Ben kendimi affediyorum.

Bu elbette ki bir günde olacak bir süreç değil. Tüm bunları içselleştirebilmem zaman alacak. Yas duygusunu bir süre daha yaşamam gerekecek. Fakat, tüm hücrelerimle kendime artık bunu vermeye niyetliyim. Kendimi artık, kendimden daha fazla kaçamayacak kadar sevmeye başladım. Tüm kalbimle ve her bir parçamla…

Charlie Mackesy’in belirttiği gibi; “Nezaketi ve iyiliği genellikle dışarıdan bekleriz. Ama kendimize iyi ve nazik davranmaya hemen şimdi başlayabiliriz.”

Peki senin kendini, hayatının hangi alanlarında affetmeye ihtiyacın var? Geçmişe ya da bugüne yönelik…

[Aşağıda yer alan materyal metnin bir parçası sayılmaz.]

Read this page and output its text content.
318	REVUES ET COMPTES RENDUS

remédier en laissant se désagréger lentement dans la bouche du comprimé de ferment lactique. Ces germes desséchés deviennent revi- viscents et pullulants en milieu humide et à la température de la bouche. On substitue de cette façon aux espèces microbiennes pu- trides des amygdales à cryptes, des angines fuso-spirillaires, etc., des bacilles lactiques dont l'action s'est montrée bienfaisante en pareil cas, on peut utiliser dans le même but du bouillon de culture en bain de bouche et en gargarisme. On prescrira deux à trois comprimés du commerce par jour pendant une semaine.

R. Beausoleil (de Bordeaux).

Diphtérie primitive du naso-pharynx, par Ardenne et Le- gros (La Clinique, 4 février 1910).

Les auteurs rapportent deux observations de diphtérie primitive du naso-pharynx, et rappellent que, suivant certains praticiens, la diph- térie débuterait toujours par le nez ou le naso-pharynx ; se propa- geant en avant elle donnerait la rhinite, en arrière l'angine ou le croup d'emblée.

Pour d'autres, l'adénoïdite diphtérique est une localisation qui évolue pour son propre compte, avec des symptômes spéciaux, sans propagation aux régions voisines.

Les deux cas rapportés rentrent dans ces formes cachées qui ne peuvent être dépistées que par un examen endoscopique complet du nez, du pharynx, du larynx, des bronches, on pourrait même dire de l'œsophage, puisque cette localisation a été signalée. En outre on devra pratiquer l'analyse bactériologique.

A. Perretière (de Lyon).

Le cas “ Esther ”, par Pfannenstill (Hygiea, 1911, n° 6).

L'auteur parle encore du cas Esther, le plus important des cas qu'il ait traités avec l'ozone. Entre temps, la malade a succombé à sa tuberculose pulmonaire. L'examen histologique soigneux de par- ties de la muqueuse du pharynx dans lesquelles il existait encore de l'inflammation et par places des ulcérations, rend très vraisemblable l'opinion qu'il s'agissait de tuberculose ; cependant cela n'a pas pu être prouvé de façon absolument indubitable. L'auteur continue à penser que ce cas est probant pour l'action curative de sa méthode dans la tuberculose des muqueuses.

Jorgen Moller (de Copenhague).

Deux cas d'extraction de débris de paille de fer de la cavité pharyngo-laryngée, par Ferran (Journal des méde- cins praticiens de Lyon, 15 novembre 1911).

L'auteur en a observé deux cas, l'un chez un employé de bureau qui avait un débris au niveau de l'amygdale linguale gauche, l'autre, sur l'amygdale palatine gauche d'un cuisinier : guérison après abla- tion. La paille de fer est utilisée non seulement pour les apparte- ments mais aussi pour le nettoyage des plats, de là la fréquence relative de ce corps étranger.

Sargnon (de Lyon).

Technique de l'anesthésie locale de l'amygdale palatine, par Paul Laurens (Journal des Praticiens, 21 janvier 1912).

İçindeki ürkek çocuğun sesini duyabiliyor musun? Sana ne anlatmaya çalışıyor?

Eğer senin de kalbinden cümleler akarsa, benimle paylaşabilirsin.

Birbirimizin niyetlerini okumak, süreci hafifletip, yolumuzu kolaylaştırabilir.

Bana Instagram’dan ya da e-posta adresimden ([email protected]) ulaşabilirsin.

Sizlerin de niyetlerini paylaşması durumunda, hepimize ilham olması adına, bir sonraki yazımda anonim olarak paylaşacağım.  

Kendimize karşı nazik ve şefkatli davranmayı önceliklendirdiğimiz bir yıl dilerim.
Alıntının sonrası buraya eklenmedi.